General News of Wednesday, 26 September 2001

Source: Joy Online

Statistical Service Investigates Use of National Documents To Wrap Smoked Fish

The Ghana Statistical Service is investigating reports that a group of market women at the Makola Market in Accra are using birth registration documents to wrap smoked fish. Officials of the service are also trying to unravel how the documents got into the hands of the women and to recover whatever might be left of them.

The market women were seen using the documents to wrap their merchandise last Saturday. The team from the Statistical Service went to the Makola Market on Wednesday, afternoon in search of the women, who unknowingly, were using the form A’s to ply their trade.

The team was only sent out after Joy FM’s enquiries about the forms and how they were being used or misused. Flanked by about three other officials, the officer responsible for the custody of the form, Edith Ameka, said the forms were supposed to have been kept in a room where access is restricted to a few senior officials of the service.
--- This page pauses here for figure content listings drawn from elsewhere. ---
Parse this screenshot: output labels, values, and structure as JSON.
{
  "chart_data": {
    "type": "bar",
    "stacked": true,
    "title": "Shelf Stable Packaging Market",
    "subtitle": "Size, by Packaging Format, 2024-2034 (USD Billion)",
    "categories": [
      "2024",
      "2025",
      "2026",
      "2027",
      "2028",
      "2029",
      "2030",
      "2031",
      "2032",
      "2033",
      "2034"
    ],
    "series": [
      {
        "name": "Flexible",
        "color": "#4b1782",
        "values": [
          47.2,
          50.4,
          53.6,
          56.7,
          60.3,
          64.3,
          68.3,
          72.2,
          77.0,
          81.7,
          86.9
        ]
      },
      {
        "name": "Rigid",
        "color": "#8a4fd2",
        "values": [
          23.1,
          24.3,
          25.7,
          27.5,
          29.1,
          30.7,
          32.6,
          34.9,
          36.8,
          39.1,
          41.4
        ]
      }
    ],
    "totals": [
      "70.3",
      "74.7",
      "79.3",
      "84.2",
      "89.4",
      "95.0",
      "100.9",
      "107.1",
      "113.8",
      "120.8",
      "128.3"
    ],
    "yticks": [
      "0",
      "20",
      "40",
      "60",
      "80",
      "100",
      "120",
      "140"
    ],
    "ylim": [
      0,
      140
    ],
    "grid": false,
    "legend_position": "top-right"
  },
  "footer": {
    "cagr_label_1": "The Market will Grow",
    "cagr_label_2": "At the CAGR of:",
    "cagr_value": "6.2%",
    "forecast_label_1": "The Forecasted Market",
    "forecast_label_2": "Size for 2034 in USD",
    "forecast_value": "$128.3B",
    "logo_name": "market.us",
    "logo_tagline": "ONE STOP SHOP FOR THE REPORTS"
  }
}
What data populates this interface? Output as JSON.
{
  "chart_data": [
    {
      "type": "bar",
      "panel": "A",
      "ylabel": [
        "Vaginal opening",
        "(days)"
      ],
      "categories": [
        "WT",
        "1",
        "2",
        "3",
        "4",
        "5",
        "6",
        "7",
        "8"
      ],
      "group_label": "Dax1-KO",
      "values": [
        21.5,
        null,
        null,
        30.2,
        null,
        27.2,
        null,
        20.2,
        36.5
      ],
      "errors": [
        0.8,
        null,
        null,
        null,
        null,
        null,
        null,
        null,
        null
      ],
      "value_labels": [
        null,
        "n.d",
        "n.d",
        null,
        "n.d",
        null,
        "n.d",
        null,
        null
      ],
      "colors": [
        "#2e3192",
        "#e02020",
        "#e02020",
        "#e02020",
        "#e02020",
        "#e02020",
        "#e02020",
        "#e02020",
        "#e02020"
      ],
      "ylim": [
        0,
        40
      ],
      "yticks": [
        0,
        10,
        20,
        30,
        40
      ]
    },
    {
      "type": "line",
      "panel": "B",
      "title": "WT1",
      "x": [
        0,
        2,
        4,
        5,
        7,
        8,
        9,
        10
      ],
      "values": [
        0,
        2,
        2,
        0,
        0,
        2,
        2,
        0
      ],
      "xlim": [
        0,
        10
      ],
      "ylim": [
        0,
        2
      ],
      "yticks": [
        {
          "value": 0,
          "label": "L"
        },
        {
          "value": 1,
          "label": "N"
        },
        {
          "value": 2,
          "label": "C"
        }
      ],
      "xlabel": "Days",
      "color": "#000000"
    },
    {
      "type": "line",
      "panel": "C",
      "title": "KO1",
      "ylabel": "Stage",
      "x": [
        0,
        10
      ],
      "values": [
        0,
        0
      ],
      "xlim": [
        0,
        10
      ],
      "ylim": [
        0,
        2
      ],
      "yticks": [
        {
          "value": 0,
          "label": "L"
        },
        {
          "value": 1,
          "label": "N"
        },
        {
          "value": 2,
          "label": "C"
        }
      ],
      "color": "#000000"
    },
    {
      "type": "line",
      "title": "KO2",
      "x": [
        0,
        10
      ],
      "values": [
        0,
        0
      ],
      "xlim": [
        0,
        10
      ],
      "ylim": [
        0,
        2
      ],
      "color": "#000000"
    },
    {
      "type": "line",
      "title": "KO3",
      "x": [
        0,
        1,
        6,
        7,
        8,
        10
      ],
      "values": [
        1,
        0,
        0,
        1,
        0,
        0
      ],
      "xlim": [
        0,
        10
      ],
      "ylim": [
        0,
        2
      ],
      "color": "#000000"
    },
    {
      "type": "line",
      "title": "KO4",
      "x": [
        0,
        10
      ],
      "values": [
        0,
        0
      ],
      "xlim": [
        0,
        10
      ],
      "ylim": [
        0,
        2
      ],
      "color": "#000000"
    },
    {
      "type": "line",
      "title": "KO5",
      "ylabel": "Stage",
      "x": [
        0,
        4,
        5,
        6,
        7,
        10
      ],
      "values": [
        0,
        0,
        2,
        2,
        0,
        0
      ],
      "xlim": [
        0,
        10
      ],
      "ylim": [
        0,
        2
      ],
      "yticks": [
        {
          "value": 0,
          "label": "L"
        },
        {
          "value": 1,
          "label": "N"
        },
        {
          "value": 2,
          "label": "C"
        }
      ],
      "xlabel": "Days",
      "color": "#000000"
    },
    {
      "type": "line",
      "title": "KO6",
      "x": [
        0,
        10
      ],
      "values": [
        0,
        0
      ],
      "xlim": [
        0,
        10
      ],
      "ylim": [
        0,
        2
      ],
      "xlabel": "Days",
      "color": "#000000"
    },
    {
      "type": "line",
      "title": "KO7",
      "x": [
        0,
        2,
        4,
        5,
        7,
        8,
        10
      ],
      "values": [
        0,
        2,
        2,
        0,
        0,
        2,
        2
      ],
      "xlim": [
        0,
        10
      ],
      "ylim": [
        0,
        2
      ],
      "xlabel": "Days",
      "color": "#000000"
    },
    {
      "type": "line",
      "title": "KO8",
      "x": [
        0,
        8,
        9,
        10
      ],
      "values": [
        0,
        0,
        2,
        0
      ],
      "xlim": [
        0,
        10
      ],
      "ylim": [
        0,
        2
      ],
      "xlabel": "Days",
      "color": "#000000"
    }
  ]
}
Earlier at the Births and Deaths Registry, the Chief Registration Officer, Kwakuvi Zagbedeh, said the form A’s, are periodically sent to the Government Statistician for safekeeping.

He said all such forms A’s from independence to 1993 are with the government statistician. This implies that the forms, which the market women were using to wrap their fish, could only have come from the Statistical service as they bore the date 1989.

According to Mr Zagbedeh, a similar situation occurred in 1995 when large quantities of the forms were recovered from a doughnut seller. He said the information on the form A is usually kept in a central register and the documents discarded either through burning or recycling.

Whatever the case might be the nation has to wait awhile to know whether an officer deliberately stole the documents and sold them to the market women.